J.P. Morgan erwirbt 49 Prozent an Viva Wallet
J.P. Morgan hat einer Übernahme von 49 Prozent der Anteile am griechischen Fintech-Unternehmen Viva Wallet zugestimmt. Die Transaktion unterliegt behördlichen Genehmigungen und zielt auf die Erweiterung der Händlerakquisitionsfähigkeiten für europäische KMU ab.

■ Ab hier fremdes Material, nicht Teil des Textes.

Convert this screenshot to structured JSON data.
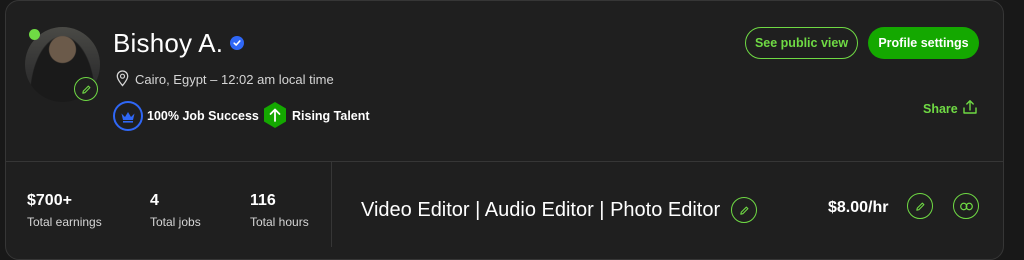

J.P. Morgan hat eine Vereinbarung zur Übernahme einer 49-prozentigen Beteiligung an Viva Wallet bekannt gegeben, einem europäischen Anbieter von Cloud-basierten Zahlungsdienstleistungen. Finanzielle Details der Transaktion wurden nicht offengelegt und die Übernahme bedarf noch der Zustimmung der Regulierungsbehörden.
Die strategische Investition soll die Kapazitäten von J.P. Morgan im Bereich der Händlerakquise in Europa erweitern, mit einem besonderen Fokus auf kleine und mittlere Unternehmen (KMU). Ziel ist es, neue Mehrwertdienste einzuführen und Zahlungsinnovationen für dieses Marktsegment voranzutreiben.
"Wir freuen uns sehr über diese strategische Investition in Viva Wallet, um ihre Vision zu unterstützen, neues Wachstum und Zahlungsinnovationen für europäische KMU und mittelständische Händlerkunden zu ermöglichen", sagte Takis Georgakopoulos, Global Head of J.P. Morgan Payments. Er wies darauf hin, dass die europäische Zahlungslandschaft zwar fragmentiert sei, aber mit über 17 Millionen Händlern, die auf skalierbare Zahlungslösungen warten, eine erhebliche Chance biete.
Viva Wallet wurde im Jahr 2000 gegründet, hat seinen Hauptsitz in Athen, Griechenland, und ist in 23 Ländern tätig. Das Unternehmen hat eine eigene Cloud-basierte Plattform entwickelt, die Dienstleistungen wie Tap-to-Device-Technologie, Händlerfortzahlungen und die Ausgabe von virtuellen Debitkarten anbietet.
Diese Investition folgt auf die kürzlich angekündigte Absicht von J.P. Morgan, eine Kontrollmehrheit an der Zahlungsplattform der Volkswagen Financial Services AG zu erwerben, was eine breitere Expansion im europäischen Zahlungsverkehrsmarkt signalisiert.